Lo psicologo Enrico Interdonato, che si è occupato di Libero, uno dei figli di ndranghetisti che ho incontraro, mi ha detto che i ragazzi di ‘ndrangheta sono stati educati al rispetto delle regole, a stare negli schemi. Il lavoro che bisogna fare è dunque educare i bambini all´affettività, che viene negata dalla ‘ndrangheta, in quanto chi prova sentimenti è pronto a tradire. Quando questo processo di educazione all´affettività parte, molti bambini stanno male fisicamente, vomitano. Come se dovessero estripare un mostro dal loro interno.
Ha incontrato anche Libero, un ragazzo che è stato allontanto dalla sua famiglia ‘ndranghetista per essere mandato in Sicilia. Libero ora è alla fine di questo percorso. Che effetti ha avuto su di lui questo allontanamento?
Ho incontrato Libero tre volte e mi sono resa subito conto che era una persona in evoluzione. All´inizio era molto chiuso, rigido. Io ero una donna, per giunta una giornalista, scesa da sola in Calabria e ciò lo rendeva molto diffidente.

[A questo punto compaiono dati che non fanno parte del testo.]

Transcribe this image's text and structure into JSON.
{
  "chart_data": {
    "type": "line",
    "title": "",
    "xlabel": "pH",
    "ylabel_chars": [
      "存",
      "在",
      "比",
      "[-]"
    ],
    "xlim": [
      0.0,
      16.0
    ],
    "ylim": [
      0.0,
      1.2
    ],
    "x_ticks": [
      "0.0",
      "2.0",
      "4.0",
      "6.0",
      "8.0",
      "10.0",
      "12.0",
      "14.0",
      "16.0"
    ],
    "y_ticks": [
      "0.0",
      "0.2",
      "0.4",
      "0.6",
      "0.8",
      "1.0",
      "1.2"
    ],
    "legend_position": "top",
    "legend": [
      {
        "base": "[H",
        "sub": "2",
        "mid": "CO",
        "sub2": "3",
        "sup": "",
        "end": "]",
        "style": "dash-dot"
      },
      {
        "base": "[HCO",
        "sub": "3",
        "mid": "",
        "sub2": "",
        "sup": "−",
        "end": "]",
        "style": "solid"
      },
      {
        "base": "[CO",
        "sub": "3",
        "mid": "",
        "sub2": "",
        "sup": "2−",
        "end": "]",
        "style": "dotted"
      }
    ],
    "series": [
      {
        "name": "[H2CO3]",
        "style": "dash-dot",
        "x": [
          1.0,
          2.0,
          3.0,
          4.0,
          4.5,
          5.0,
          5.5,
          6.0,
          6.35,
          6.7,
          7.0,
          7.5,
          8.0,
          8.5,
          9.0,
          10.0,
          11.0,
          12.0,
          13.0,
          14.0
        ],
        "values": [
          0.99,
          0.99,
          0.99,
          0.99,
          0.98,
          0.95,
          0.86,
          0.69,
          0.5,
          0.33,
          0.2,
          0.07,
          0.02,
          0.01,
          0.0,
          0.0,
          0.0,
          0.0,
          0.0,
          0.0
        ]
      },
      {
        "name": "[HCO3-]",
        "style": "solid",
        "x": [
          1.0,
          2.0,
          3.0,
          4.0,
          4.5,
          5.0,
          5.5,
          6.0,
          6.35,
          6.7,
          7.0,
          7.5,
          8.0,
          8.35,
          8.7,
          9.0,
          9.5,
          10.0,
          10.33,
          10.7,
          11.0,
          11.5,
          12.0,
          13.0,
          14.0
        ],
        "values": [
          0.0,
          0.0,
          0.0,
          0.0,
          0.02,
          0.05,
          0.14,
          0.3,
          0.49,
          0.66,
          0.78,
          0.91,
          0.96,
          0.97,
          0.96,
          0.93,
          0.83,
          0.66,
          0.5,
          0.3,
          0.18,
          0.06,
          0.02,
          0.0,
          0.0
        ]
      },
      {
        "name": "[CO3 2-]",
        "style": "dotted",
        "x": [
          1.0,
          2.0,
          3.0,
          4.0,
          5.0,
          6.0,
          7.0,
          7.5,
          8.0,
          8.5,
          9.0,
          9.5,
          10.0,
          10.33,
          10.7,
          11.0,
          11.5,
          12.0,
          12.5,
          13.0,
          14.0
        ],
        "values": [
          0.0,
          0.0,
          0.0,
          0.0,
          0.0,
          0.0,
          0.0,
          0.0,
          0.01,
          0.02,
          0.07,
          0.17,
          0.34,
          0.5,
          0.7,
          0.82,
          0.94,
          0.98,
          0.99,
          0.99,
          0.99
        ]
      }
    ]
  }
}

All‘inzio Libero vedeva davanti a sé o il carcere o la morte. Alla fine del suo percorso invece mi ha detto: “Di fronte a me ora non so cosa vedo”. Quel “non so” è una conquista enorme.
Poi mi ha detto che appena prenderà la patente porterà fuori a cena sua madre – una cosa che prima sarebbe stata impensabile. Infine mi ha parlato dello Stretto di Messina, che vedeva ogni volta che viaggiava tra la Calabria e la Sicilia, ma che non aveva mai osservato consapevolmente. Libero mi ha raccontato di essersi emozionato alla bellezza della sua costa vista dalla Sicilia.
Angela Iantosca, classe 1978, é autrice dei libri “Onora la madre. Storie di ‘ndrangheta al femminile” e “Bambini a metà. I figli della ‘ndrangheta”. Iantosca lavora per la RAI.